# Step Function

1. Aug 4, 2006

Suppose $$U(x)$$ is the step function and $$\delta(x)$$ is its derivative. Find $$\int^{6}_{-2}(x^{2}-8)\delta(x)\dx$$. I know $$\delta(x) = 0$$ for all $$x$$ except $$x = 0$$. So at $$x = 0$$ $$v(x) = - 8$$. After this step, how do we get $$\int_{-2}^{2}(x^{2}-8)\delta(x)\dx +\int^{6}_{2}(x^{2}-8)\delta(x)\dx = -8 + 0$$. How do you get the limits of integration?

Thanks

2. Aug 5, 2006

### benorin

If by step function you mean

$$U(x)=\left\{\begin{array}{cc}0,&\mbox{ if }x\leq 0\\1, & \mbox{ if } x\geq 0\end{array}\right.$$​

(a.k.a. the Heaviside step function) then $$\frac{d}{dx}U(x) = \delta (x)$$ is a Dirac delta function which has the so-called snifting property, that is

$$\int_{-\infty}^{\infty}f(x)\delta (x) \, dx = f(0)$$​

so the limits of integration don't matter (so long as they contain zero) and the value of the integral is -8.

3. Aug 5, 2006

Remember that you can split up the integral.
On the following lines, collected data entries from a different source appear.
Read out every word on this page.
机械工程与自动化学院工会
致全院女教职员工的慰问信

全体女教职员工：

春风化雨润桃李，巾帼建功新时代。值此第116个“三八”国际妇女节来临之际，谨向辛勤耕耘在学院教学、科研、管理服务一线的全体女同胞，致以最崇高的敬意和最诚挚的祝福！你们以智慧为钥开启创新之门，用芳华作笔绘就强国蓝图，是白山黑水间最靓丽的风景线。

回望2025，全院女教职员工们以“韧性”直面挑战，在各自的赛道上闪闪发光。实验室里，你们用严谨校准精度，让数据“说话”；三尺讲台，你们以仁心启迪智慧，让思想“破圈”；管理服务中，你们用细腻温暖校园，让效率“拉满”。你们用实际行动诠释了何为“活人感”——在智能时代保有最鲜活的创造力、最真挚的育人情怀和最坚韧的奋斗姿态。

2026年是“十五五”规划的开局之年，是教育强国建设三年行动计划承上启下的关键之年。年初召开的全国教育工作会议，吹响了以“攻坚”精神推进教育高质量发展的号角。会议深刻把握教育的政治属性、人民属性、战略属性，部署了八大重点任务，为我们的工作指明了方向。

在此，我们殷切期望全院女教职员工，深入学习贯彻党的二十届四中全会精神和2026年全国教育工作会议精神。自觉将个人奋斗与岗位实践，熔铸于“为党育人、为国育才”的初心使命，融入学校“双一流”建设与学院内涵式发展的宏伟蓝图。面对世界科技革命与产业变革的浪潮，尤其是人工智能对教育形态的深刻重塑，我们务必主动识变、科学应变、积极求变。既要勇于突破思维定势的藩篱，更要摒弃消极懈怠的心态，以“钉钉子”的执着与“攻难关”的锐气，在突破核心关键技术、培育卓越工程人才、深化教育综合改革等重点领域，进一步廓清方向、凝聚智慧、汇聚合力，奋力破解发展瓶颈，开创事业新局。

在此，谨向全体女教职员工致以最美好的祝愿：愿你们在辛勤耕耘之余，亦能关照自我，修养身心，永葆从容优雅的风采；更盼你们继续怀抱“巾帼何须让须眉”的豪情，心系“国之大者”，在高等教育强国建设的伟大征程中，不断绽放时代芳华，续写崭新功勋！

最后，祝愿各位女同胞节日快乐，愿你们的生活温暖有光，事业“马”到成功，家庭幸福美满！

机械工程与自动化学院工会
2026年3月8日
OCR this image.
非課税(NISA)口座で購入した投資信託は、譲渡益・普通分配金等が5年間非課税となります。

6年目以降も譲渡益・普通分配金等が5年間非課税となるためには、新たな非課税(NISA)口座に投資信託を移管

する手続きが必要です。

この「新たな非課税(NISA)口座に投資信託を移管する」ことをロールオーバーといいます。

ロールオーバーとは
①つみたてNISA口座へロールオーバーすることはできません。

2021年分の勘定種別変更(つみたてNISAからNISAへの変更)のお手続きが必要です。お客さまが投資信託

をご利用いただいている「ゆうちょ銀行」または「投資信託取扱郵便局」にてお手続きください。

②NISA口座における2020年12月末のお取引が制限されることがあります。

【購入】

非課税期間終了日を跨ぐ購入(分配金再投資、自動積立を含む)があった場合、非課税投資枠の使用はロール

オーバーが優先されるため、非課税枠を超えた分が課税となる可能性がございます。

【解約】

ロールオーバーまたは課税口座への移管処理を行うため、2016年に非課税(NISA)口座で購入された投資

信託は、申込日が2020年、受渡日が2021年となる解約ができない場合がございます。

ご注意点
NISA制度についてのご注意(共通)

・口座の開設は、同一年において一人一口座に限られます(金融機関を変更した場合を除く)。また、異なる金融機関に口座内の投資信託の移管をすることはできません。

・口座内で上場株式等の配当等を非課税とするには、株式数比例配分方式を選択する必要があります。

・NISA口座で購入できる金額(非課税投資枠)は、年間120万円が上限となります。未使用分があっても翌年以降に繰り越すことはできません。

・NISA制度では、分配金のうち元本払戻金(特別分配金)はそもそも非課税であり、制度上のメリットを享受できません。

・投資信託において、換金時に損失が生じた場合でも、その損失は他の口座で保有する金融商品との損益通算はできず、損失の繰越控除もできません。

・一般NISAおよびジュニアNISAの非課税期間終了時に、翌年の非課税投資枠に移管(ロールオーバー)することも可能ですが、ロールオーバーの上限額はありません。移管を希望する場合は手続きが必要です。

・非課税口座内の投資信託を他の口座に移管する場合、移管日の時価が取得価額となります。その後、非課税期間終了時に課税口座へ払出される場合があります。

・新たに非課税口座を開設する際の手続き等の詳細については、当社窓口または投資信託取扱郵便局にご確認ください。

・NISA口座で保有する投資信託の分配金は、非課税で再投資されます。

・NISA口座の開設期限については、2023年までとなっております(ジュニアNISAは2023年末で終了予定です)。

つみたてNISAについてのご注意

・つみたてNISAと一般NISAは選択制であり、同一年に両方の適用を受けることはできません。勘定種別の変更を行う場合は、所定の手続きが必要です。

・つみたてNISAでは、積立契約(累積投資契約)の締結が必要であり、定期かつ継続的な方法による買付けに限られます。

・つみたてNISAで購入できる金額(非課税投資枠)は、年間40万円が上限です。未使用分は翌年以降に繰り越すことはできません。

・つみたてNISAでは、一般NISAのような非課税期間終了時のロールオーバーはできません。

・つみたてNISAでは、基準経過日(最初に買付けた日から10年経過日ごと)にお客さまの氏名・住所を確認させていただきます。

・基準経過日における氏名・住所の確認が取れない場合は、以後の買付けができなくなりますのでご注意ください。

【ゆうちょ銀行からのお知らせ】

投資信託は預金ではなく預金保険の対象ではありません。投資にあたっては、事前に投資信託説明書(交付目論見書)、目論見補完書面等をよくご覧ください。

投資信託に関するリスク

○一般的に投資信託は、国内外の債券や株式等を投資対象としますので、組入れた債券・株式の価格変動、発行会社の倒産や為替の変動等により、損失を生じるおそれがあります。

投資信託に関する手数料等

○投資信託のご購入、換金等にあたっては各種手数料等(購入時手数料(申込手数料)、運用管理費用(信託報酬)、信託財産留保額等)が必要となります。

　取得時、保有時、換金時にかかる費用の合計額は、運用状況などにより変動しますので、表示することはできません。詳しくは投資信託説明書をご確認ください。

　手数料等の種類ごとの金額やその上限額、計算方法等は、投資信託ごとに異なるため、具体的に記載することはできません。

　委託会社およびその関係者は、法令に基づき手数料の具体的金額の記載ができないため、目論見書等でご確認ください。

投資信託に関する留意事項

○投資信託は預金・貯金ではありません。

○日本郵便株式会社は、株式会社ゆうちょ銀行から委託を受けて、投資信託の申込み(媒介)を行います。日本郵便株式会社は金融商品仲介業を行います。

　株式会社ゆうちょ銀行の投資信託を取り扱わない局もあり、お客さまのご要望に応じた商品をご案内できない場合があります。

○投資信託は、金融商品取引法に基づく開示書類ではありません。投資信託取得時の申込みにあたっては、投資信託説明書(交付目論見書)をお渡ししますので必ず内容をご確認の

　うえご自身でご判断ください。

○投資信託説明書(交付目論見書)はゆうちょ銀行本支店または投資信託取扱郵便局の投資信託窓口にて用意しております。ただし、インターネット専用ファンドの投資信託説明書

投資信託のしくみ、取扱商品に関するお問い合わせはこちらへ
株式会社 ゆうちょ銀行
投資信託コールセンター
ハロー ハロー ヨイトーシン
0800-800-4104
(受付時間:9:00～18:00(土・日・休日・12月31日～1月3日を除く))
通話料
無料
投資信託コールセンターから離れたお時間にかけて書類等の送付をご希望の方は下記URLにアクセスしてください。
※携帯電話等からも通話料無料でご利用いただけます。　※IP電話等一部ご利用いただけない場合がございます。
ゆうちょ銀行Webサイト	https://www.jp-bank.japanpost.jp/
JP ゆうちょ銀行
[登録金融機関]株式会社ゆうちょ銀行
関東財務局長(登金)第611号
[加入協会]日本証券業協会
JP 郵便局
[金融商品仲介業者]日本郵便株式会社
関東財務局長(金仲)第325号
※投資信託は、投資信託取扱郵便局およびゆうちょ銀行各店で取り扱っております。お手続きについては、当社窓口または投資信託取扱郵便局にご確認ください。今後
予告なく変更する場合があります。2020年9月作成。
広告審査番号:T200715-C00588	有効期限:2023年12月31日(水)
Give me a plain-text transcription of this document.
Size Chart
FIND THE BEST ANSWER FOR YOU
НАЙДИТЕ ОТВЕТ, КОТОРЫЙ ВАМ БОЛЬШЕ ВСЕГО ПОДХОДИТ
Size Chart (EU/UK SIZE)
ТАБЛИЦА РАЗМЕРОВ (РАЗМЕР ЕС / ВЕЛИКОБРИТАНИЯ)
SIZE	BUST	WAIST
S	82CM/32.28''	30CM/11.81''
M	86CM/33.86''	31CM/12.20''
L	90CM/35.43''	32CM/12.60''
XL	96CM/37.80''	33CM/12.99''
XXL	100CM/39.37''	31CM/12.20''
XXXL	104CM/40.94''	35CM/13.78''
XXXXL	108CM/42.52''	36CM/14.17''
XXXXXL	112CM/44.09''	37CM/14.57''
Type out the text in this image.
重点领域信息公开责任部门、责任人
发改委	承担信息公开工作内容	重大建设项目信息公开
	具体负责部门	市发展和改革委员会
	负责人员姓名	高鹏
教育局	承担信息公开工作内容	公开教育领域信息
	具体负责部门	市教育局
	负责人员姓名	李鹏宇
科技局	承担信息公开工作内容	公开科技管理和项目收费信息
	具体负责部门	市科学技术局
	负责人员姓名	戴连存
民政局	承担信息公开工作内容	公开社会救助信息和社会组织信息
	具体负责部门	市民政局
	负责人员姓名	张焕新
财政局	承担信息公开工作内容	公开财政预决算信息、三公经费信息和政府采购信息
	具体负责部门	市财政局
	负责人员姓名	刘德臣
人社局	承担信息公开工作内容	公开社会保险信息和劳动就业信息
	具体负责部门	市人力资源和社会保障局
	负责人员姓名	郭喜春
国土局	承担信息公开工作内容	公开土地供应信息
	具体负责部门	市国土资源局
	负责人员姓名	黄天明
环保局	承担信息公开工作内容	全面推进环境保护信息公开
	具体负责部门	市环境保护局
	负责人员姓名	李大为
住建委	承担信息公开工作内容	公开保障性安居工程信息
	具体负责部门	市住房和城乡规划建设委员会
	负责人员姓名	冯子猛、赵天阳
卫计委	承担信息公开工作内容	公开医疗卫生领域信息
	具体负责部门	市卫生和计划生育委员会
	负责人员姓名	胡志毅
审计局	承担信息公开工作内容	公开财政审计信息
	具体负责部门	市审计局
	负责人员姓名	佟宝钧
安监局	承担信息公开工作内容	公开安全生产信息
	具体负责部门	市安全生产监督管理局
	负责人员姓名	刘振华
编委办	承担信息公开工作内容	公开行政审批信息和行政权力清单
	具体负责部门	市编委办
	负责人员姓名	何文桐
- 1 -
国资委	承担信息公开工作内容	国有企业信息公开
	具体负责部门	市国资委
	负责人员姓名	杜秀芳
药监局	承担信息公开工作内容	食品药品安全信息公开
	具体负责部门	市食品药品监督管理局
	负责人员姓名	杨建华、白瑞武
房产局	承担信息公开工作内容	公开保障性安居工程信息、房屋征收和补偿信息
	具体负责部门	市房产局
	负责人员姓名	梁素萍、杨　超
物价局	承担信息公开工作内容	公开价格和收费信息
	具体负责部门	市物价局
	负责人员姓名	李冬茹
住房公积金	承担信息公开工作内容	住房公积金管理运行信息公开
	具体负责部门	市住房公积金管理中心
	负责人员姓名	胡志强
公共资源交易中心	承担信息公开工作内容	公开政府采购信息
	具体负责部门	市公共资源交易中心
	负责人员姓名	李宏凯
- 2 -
So,

$$\int^{6}_{-2}(x^{2}-8)\delta(x)\dx = \int_{-2}^{0}(x^{2}-8)\delta(x)\dx = \int_{0}^{6}(x^{2}-8)\delta(x)\dx$$

$$\int^{6}_{-2}(x^{2}-8)\delta(x)\dx = \int_{-2}^{0}(x^{2}-8)\delta(x)\dx = \int_{0}^{1}(x^{2}-8)\delta(x)\dx =\int_{1}^{6}(x^{2}-8)\delta(x)\dx$$

or however you want (within the bounds of the original limits, etc...).

So the integral equals 0 for some limits of integration, it will hit 0 and the sifting property kicks in, and then the integral equals 0 again.

Last edited: Aug 5, 2006